Societal Problems as Public Bads (2019)
Written together with Dingeman Wiertz, this textbook discusses many pressing problems facing societies today: corruption, crime, economic inequality, religious extremism, financial crises, global warming, population ageing, gender inequalities, and the challenges of large scale migration.[41] The book demonstrates that many similar social processes lie behind these seemingly disparate problems. The problems can often be traced back to actions that are perfectly rational or well-intended from an individual perspective, but that, taken together, give rise to undesirable societal outcomes. The book also explains why some problems rank higher on the public agenda than others. Moreover, it shows how government intervention may sometimes provide a cure, yet in other times exacerbate existing problems or create new problems of its own.

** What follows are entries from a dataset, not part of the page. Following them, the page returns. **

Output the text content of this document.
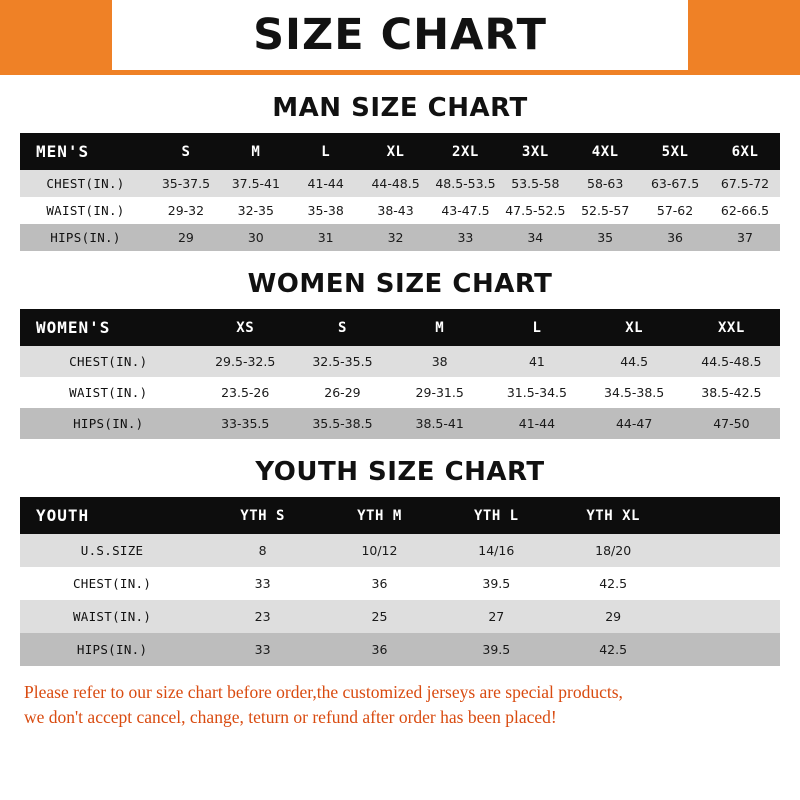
SIZE CHART
MAN SIZE CHART
MEN'S	S	M	L	XL	2XL	3XL	4XL	5XL	6XL
CHEST(IN.)	35-37.5	37.5-41	41-44	44-48.5	48.5-53.5	53.5-58	58-63	63-67.5	67.5-72
WAIST(IN.)	29-32	32-35	35-38	38-43	43-47.5	47.5-52.5	52.5-57	57-62	62-66.5
HIPS(IN.)	29	30	31	32	33	34	35	36	37
WOMEN SIZE CHART
WOMEN'S	XS	S	M	L	XL	XXL
CHEST(IN.)	29.5-32.5	32.5-35.5	38	41	44.5	44.5-48.5
WAIST(IN.)	23.5-26	26-29	29-31.5	31.5-34.5	34.5-38.5	38.5-42.5
HIPS(IN.)	33-35.5	35.5-38.5	38.5-41	41-44	44-47	47-50
YOUTH SIZE CHART
YOUTH	YTH S	YTH M	YTH L	YTH XL	
U.S.SIZE	8	10/12	14/16	18/20	
CHEST(IN.)	33	36	39.5	42.5	
WAIST(IN.)	23	25	27	29	
HIPS(IN.)	33	36	39.5	42.5	
Please refer to our size chart before order,the customized jerseys are special products,
we don't accept cancel, change, teturn or refund after order has been placed!
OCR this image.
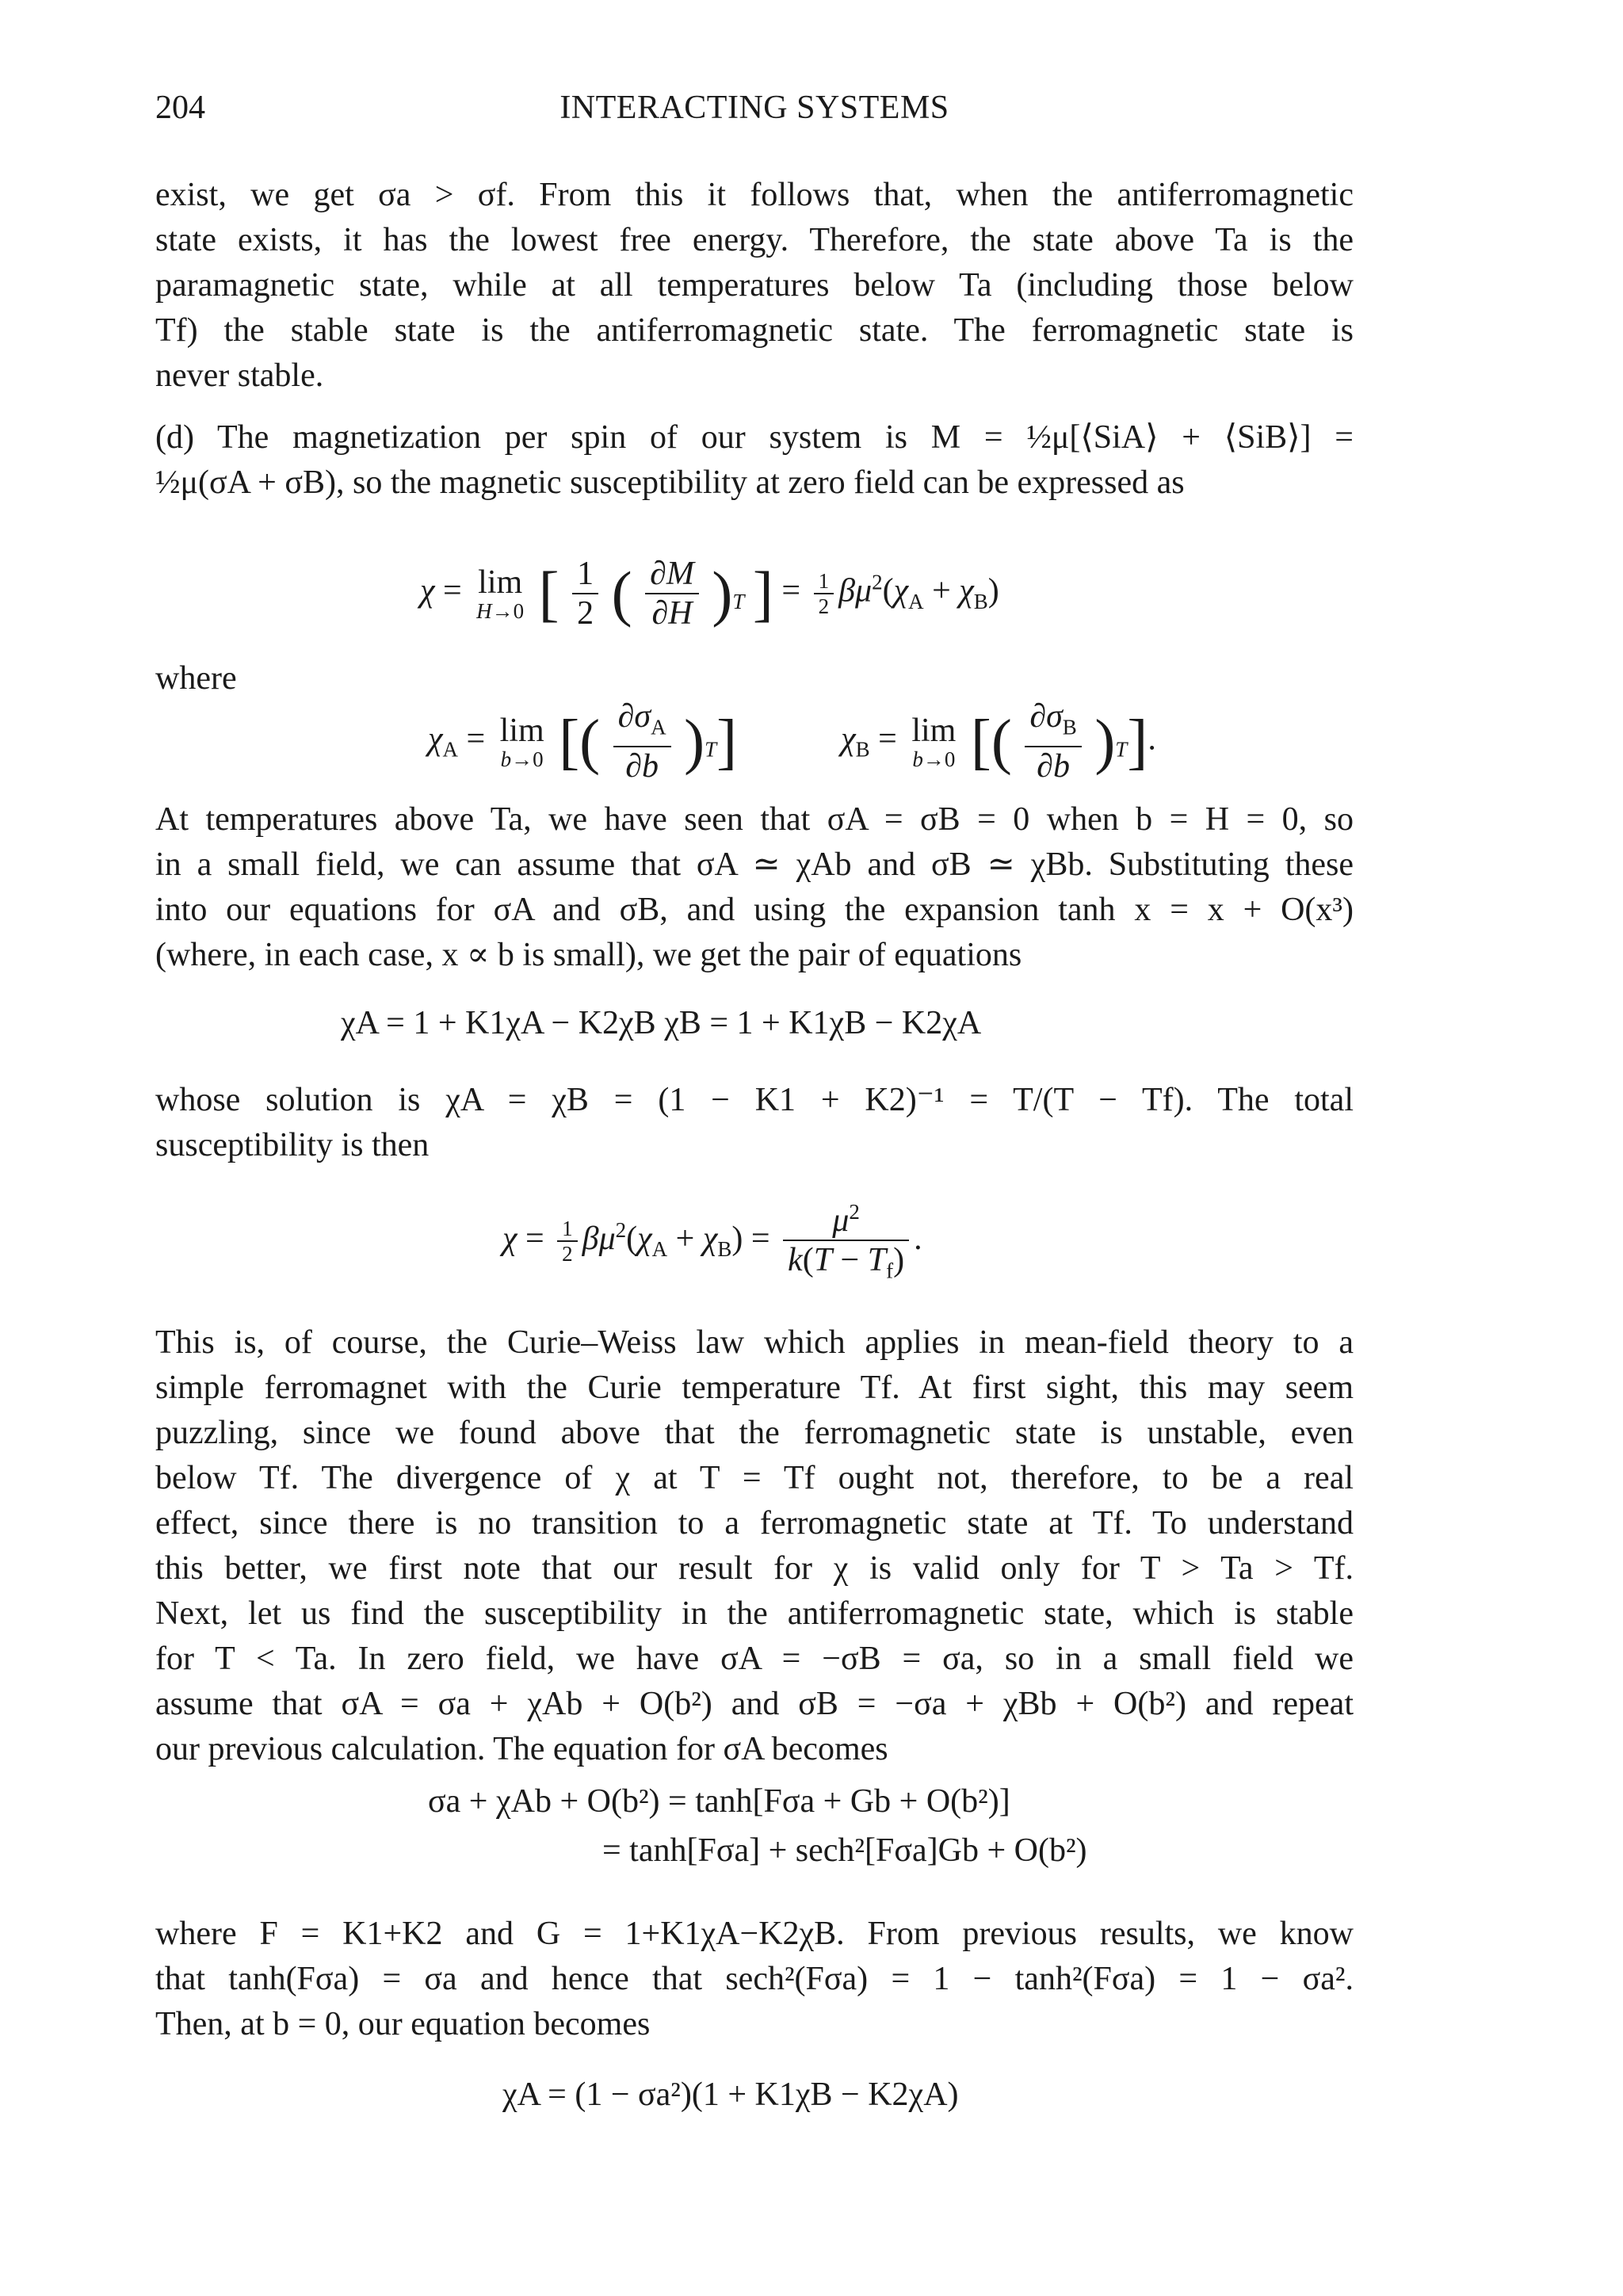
204	INTERACTING SYSTEMS
exist, we get σa > σf. From this it follows that, when the antiferromagnetic
state exists, it has the lowest free energy. Therefore, the state above Ta is the
paramagnetic state, while at all temperatures below Ta (including those below
Tf) the stable state is the antiferromagnetic state. The ferromagnetic state is
never stable.
(d) The magnetization per spin of our system is M = ½μ[⟨SiA⟩ + ⟨SiB⟩] =
½μ(σA + σB), so the magnetic susceptibility at zero field can be expressed as
χ = lim
H→0 [ $\frac{1}{2}$ ( $\frac{\partial M}{\partial H} )_T$ ] = $\frac{1}{2} \beta\mu^2(\chi_A + \chi_B)$
where
$\chi_A = \lim$
b→0 [( $\frac{\partial\sigma_A}{\partial b} )_T$]	$\chi_B = \lim$
b→0 [( $\frac{\partial\sigma_B}{\partial b} )_T$].
At temperatures above Ta, we have seen that σA = σB = 0 when b = H = 0, so
in a small field, we can assume that σA ≃ χAb and σB ≃ χBb. Substituting these
into our equations for σA and σB, and using the expansion tanh x = x + O(x³)
(where, in each case, x ∝ b is small), we get the pair of equations
χA = 1 + K1χA − K2χB χB = 1 + K1χB − K2χA
whose solution is χA = χB = (1 − K1 + K2)⁻¹ = T/(T − Tf). The total
susceptibility is then
$\chi = \frac{1}{2} \beta\mu^2(\chi_A + \chi_B) = \frac{\mu^2}{k(T - T_f)}$ .
This is, of course, the Curie–Weiss law which applies in mean-field theory to a
simple ferromagnet with the Curie temperature Tf. At first sight, this may seem
puzzling, since we found above that the ferromagnetic state is unstable, even
below Tf. The divergence of χ at T = Tf ought not, therefore, to be a real
effect, since there is no transition to a ferromagnetic state at Tf. To understand
this better, we first note that our result for χ is valid only for T > Ta > Tf.
Next, let us find the susceptibility in the antiferromagnetic state, which is stable
for T < Ta. In zero field, we have σA = −σB = σa, so in a small field we
assume that σA = σa + χAb + O(b²) and σB = −σa + χBb + O(b²) and repeat
our previous calculation. The equation for σA becomes
σa + χAb + O(b²) = tanh[Fσa + Gb + O(b²)]
= tanh[Fσa] + sech²[Fσa]Gb + O(b²)
where F = K1+K2 and G = 1+K1χA−K2χB. From previous results, we know
that tanh(Fσa) = σa and hence that sech²(Fσa) = 1 − tanh²(Fσa) = 1 − σa².
Then, at b = 0, our equation becomes
χA = (1 − σa²)(1 + K1χB − K2χA)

Political Choice Matters (2013)
In 2013, together with Geoffrey Evans, De Graaf edited "Political Choice Matters: Explaining the strength of class and religious cleavages in cross-national perspective".[42] The volume investigates the role of ideological positions adopted by political parties in shaping the extent of class and religious voting in contemporary democracies. The key question therefore is how are political cleavages formed and how do they change? Combining over-time, cross-national data and multi-level research designs, it demonstrates that parties' programmatic positions can provide voters with choice sets that accentuate or diminish political cleavages. It also simultaneously tests alternative, ‘bottom up’, approaches that attribute changes in class and religious voting to individualisation processes associated with socio-economic development and secularisation. There are detailed case studies of eleven European and Anglo-democracies examining, mostly, election studies ranging from the post-war period until the early 21st century. These studies are augmented by a pooled cross-national and overtime analysis of 15 Western democracies using an unprecedented dataset of 188 national pooled surveys.